Franca’s research has helped show that these early decisions are critical. Rather than simply reacting, the immune system is instructed from the very beginning. Those initial signals help determine whether the body mounts a protective response, attacks cancer cells, or develops an allergic reaction.

This shifted how scientists thought about immunity, showing that immune cell responses are shaped at the very first point of contact.

That insight has been instrumental in cancer research. By understanding how immune responses are initiated, scientists can better harness them to recognise and destroy tumour cells. This is the fundamental knowledge inspiring many modern immunotherapies, which aim to train the immune system to do what it is naturally capable of doing, but more effectively.

While the applications of immunology are now visible in treatments for disease, Franca is quick to emphasise that none of these advances would exist without decades of foundational research. 

Modern cancer immunotherapies such as CAR-T cell therapy rely on a deep understanding of how immune cells are activated, regulated and directed. Research into dendritic cells and T-cell activation has helped define the biological ‘rules’ that engineered immune cells must follow, shaping how these therapies are translated into clinical trials.

“It goes to show that you have to learn the basic things to do the extraordinary things,” Franca says. “If you never start small, you will never finish.”

Franca’s research spans multiple areas of immunology, but she sees the immune system as a connected network rather than isolated pathways. The same pathways that fight off cancer cells can also play a role in allergic disease or inflammation. Understanding these shared pathways allows insights in one area to inform another, gradually building a more complete picture of immune function.

“Everything depends on our understanding of science. If you don’t understand science, you don’t understand nutrition, you don’t understand how to look after your health. Science is not just for the lab - science is for life.”

But the immune system does not always get it right.

“In many diseases, it’s not something wrong with the immune system itself, but rather it reacting to the wrong thing, or not reacting when it should,” she explains. “If the immune system reacted correctly, then we wouldn’t have disease. So, as an immunologist, I think I can do something about it.”

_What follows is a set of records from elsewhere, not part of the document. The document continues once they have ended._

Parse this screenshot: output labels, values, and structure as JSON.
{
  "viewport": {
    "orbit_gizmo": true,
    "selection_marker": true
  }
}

Alongside cancer, Franca has spent decades investigating allergic disease, asking why the immune system sometimes reacts to things that are harmless. Her research explores the earliest stages of the allergic response, particularly in tissues such as the skin and airways, where many allergies begin. By understanding these early signals, her team is working towards a new goal: preventing disease before it develops, rather than simply treating symptoms.

From uncovering how immune cells first interpret danger to understanding how those same processes can be misdirected in disease, Franca’s work consistently returns to one principle: fundamental understanding comes first.

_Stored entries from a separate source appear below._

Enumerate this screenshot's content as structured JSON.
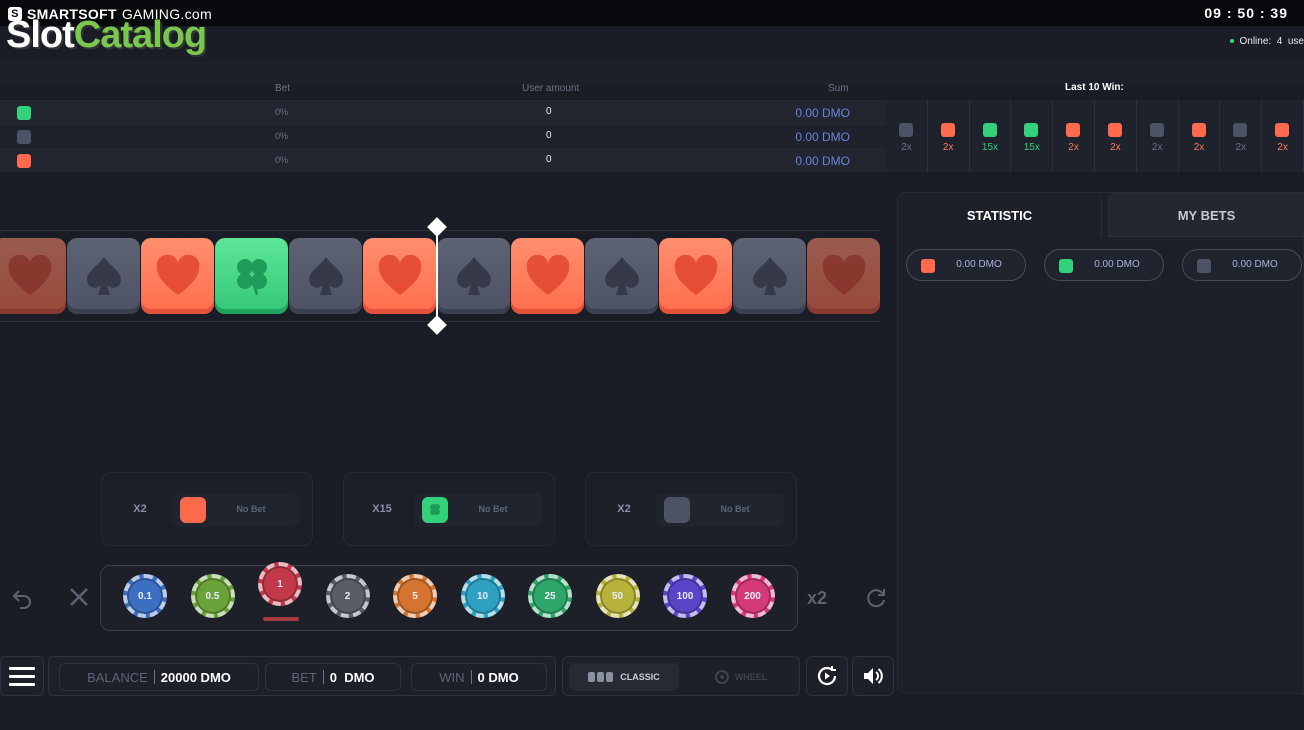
{
  "brand": {
    "name": "SMARTSOFT",
    "suffix": "GAMING.com"
  },
  "watermark": {
    "part1": "Slot",
    "part2": "Catalog"
  },
  "clock": "09 : 50 : 39",
  "online": {
    "label": "Online:",
    "count": "4",
    "suffix": "use"
  },
  "bet_table": {
    "headers": {
      "bet": "Bet",
      "user_amount": "User amount",
      "sum": "Sum"
    },
    "rows": [
      {
        "color": "#33d17a",
        "symbol": "clover",
        "pct": "0%",
        "amount": "0",
        "sum": "0.00 DMO"
      },
      {
        "color": "#4d5264",
        "symbol": "spades",
        "pct": "0%",
        "amount": "0",
        "sum": "0.00 DMO"
      },
      {
        "color": "#ff6a4d",
        "symbol": "hearts",
        "pct": "0%",
        "amount": "0",
        "sum": "0.00 DMO"
      }
    ]
  },
  "last_wins": {
    "title": "Last 10 Win:",
    "items": [
      {
        "type": "spades",
        "mult": "2x",
        "color": "#4d5264",
        "text_color": "#6c7386"
      },
      {
        "type": "hearts",
        "mult": "2x",
        "color": "#ff6a4d",
        "text_color": "#ff7a5c"
      },
      {
        "type": "clover",
        "mult": "15x",
        "color": "#33d17a",
        "text_color": "#33d17a"
      },
      {
        "type": "clover",
        "mult": "15x",
        "color": "#33d17a",
        "text_color": "#33d17a"
      },
      {
        "type": "hearts",
        "mult": "2x",
        "color": "#ff6a4d",
        "text_color": "#ff7a5c"
      },
      {
        "type": "hearts",
        "mult": "2x",
        "color": "#ff6a4d",
        "text_color": "#ff7a5c"
      },
      {
        "type": "spades",
        "mult": "2x",
        "color": "#4d5264",
        "text_color": "#6c7386"
      },
      {
        "type": "hearts",
        "mult": "2x",
        "color": "#ff6a4d",
        "text_color": "#ff7a5c"
      },
      {
        "type": "spades",
        "mult": "2x",
        "color": "#4d5264",
        "text_color": "#6c7386"
      },
      {
        "type": "hearts",
        "mult": "2x",
        "color": "#ff6a4d",
        "text_color": "#ff7a5c"
      }
    ]
  },
  "reel": [
    "hearts",
    "spades",
    "hearts",
    "clover",
    "spades",
    "hearts",
    "spades",
    "hearts",
    "spades",
    "hearts",
    "spades",
    "hearts"
  ],
  "bet_boxes": [
    {
      "mult": "X2",
      "symbol": "hearts",
      "color": "#ff6a4d",
      "status": "No Bet"
    },
    {
      "mult": "X15",
      "symbol": "clover",
      "color": "#33d17a",
      "status": "No Bet"
    },
    {
      "mult": "X2",
      "symbol": "spades",
      "color": "#4d5264",
      "status": "No Bet"
    }
  ],
  "chips": [
    {
      "value": "0.1",
      "color": "#3c6fc2"
    },
    {
      "value": "0.5",
      "color": "#6aa23a"
    },
    {
      "value": "1",
      "color": "#c23a4a",
      "selected": true
    },
    {
      "value": "2",
      "color": "#5a5d66"
    },
    {
      "value": "5",
      "color": "#d4742e"
    },
    {
      "value": "10",
      "color": "#2ea0c2"
    },
    {
      "value": "25",
      "color": "#2ea66a"
    },
    {
      "value": "50",
      "color": "#b6b23a"
    },
    {
      "value": "100",
      "color": "#5a44c8"
    },
    {
      "value": "200",
      "color": "#d43a7a"
    }
  ],
  "double_label": "x2",
  "stats_panel": {
    "tabs": {
      "statistic": "STATISTIC",
      "my_bets": "MY BETS"
    },
    "pills": [
      {
        "color": "#ff6a4d",
        "value": "0.00 DMO"
      },
      {
        "color": "#33d17a",
        "value": "0.00 DMO"
      },
      {
        "color": "#4d5264",
        "value": "0.00 DMO"
      }
    ]
  },
  "bottom": {
    "balance_label": "BALANCE",
    "balance_value": "20000 DMO",
    "bet_label": "BET",
    "bet_value": "0  DMO",
    "win_label": "WIN",
    "win_value": "0 DMO",
    "mode_classic": "CLASSIC",
    "mode_wheel": "WHEEL"
  }
}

Her perspective is shaped by experiencing how small discoveries can accumulate into major advances in medicine. For her, the value of this work lies not only in where it leads, but in the foundation it creates for the innovation that follows.

The importance of this work goes far beyond the lab. “Everything depends on our understanding of science,” she says. “If you don’t understand science, you don’t understand nutrition, you don’t understand how to look after your health. Science is not just for the lab — science is for life.”